The new legislation has made sinkhole insurance for homeowners optional or a separate rider on their home insurance policy. On the other side of the fence, the insurance companies are not required provide coverage as they are allowed to opt out entirely. Now each policyholder needs to determine if sink hole coverage is worth the risk since the new requirements of what constitutes a sinkhole are much more strict.
Please see below for more detail regarding the 2011 Legislature:
According to Chapter 627.706
(1)(a) Every insurer authorized to transact property insurance in this state must provide coverage for a catastrophic ground cover collapse.
(a) “Catastrophic ground cover collapse” means geological activity that results in all the following:
1. The abrupt collapse of the ground cover;
2. A depression in the ground cover clearly visible to the naked eye;
3. Structural damage to the covered building, including the foundation; and
4. The insured structure being condemned and ordered to be vacated by the governmental agency authorized by law to issue such an order for that structure.
(h) “Sinkhole” means a landform created by subsidence of soil, sediment, or rock as underlying strata are dissolved by groundwater. A sinkhole forms by collapse into subterranean voids created by dissolution of limestone or dolostone or by subsidence as these strata are dissolved.

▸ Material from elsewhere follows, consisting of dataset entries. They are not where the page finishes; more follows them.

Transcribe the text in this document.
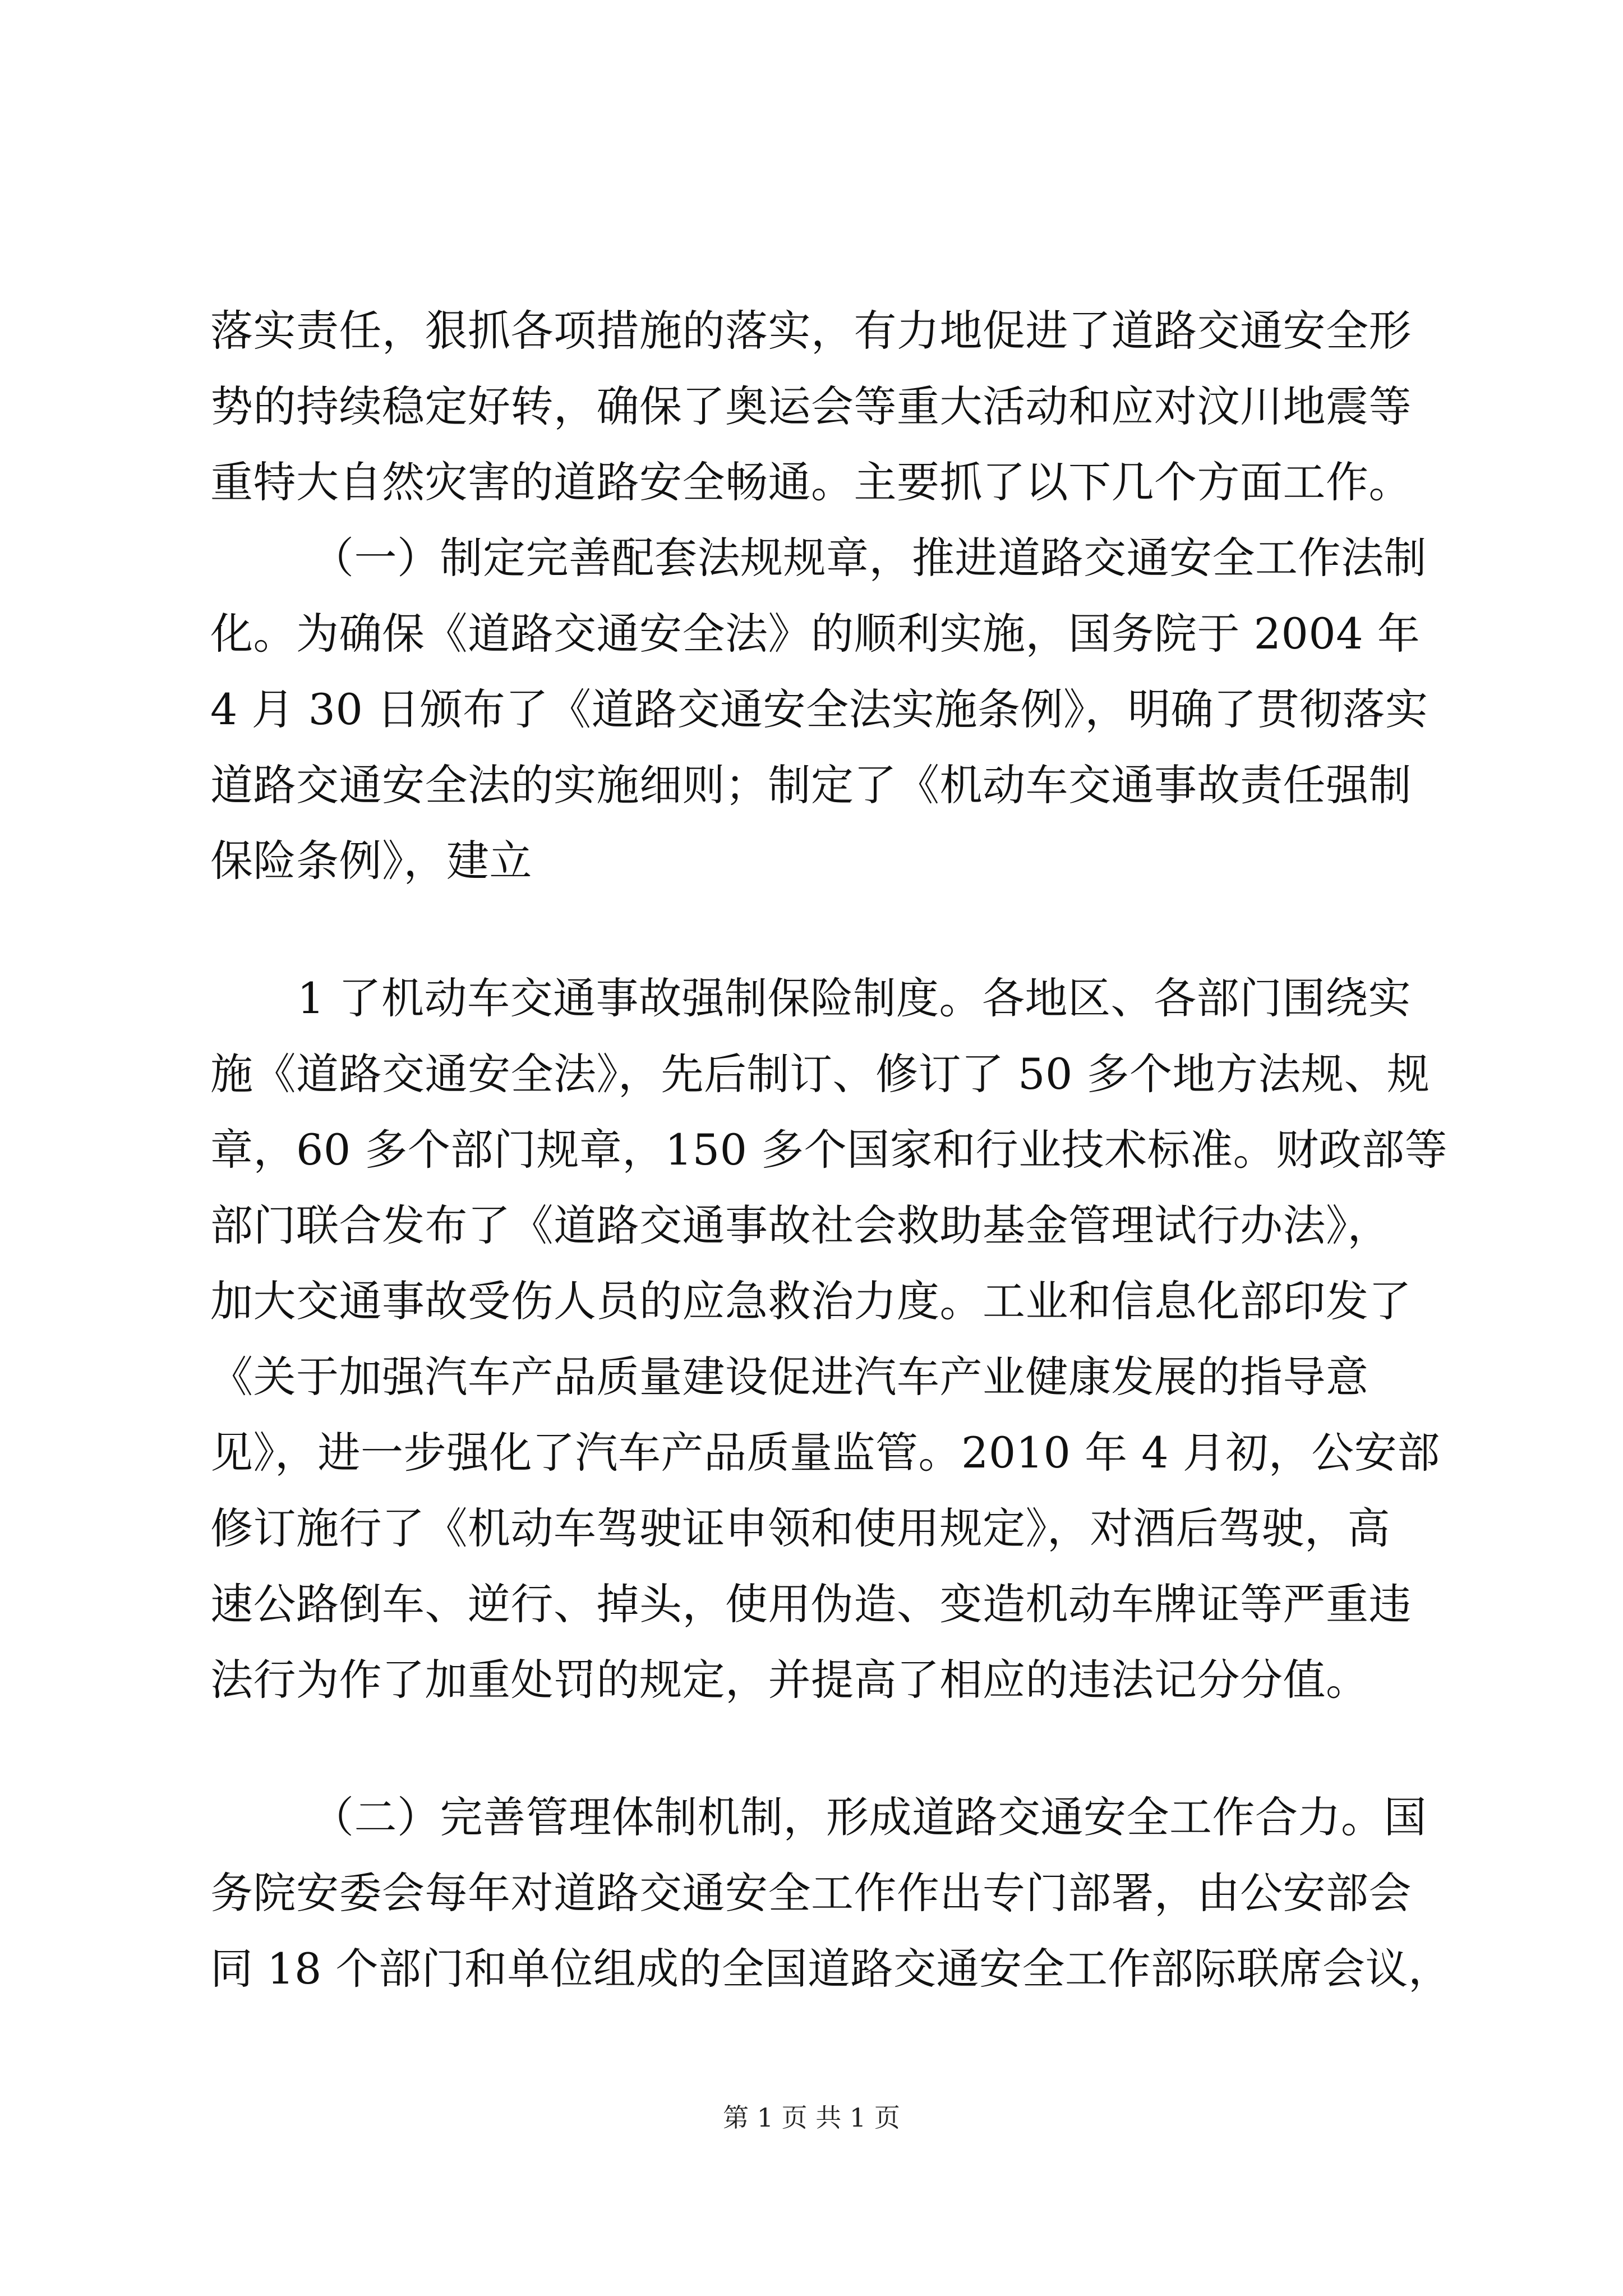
落实责任，狠抓各项措施的落实，有力地促进了道路交通安全形
势的持续稳定好转，确保了奥运会等重大活动和应对汶川地震等
重特大自然灾害的道路安全畅通。主要抓了以下几个方面工作。
（一）制定完善配套法规规章，推进道路交通安全工作法制
化。为确保《道路交通安全法》的顺利实施，国务院于 2004 年
4 月 30 日颁布了《道路交通安全法实施条例》，明确了贯彻落实
道路交通安全法的实施细则；制定了《机动车交通事故责任强制
保险条例》，建立
1 了机动车交通事故强制保险制度。各地区、各部门围绕实
施《道路交通安全法》，先后制订、修订了 50 多个地方法规、规
章，60 多个部门规章，150 多个国家和行业技术标准。财政部等
部门联合发布了《道路交通事故社会救助基金管理试行办法》，
加大交通事故受伤人员的应急救治力度。工业和信息化部印发了
《关于加强汽车产品质量建设促进汽车产业健康发展的指导意
见》，进一步强化了汽车产品质量监管。2010 年 4 月初，公安部
修订施行了《机动车驾驶证申领和使用规定》，对酒后驾驶，高
速公路倒车、逆行、掉头，使用伪造、变造机动车牌证等严重违
法行为作了加重处罚的规定，并提高了相应的违法记分分值。
（二）完善管理体制机制，形成道路交通安全工作合力。国
务院安委会每年对道路交通安全工作作出专门部署，由公安部会
同 18 个部门和单位组成的全国道路交通安全工作部际联席会议，
第 1 页 共 1 页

(i) “Sinkhole activity” means settlement or systematic weakening of the earth supporting the covered building only if the settlement or systematic weakening results from contemporaneous movement or raveling of soils, sediments, or rock materials into subterranean voids created by the effect of water on a limestone or similar rock formation.
(j) “Sinkhole loss” means structural damage to the covered building, including the foundation, caused by sinkhole activity. Contents coverage and additional living expenses apply only if there is structural damage to the covered building caused by sinkhole activity.
(k) “Structural damage” means a covered building, regardless of the date of its construction, has experienced the following:
1-Interior floor displacement or deflection in excess of acceptable variances as defined in ACI 117-90 or the Florida Building Code, which results in settlement-related damage to the interior such that the interior building structure or members become unfit for service or represents a safety hazard as defined within the Florida Building Code;
2-Foundation displacement or deflection in excess of acceptable variances as defined in ACI 318-95 or the Florida Building Code, which results in settlement-related damage to the primary structural members or primary structural systems that prevents those members or systems from supporting the loads and forces they were designed to support to the extent that stresses in those primary structural members or primary structural systems exceeds one and one-third the nominal strength allowed under the Florida Building Code for new buildings of similar structure, purpose, or location;
3-Damage that results in listing, leaning, or buckling of the exterior load-bearing walls or other vertical primary structural members to such an extent that a plumb line passing through the center of gravity does not fall inside the middle one-third of the base as defined within the Florida Building Code;
4-Damage that results in the building, or any portion of the building containing primary structural members or primary structural systems, being significantly likely to imminently collapse because of the movement or instability of the ground within the influence zone of the supporting ground within the sheer plane necessary for the purpose of supporting such building as defined within the Florida Building Code; or
5-Damage occurring on or after October 15, 2005, that qualifies as “substantial structural damage” as defined in the Florida Building Code.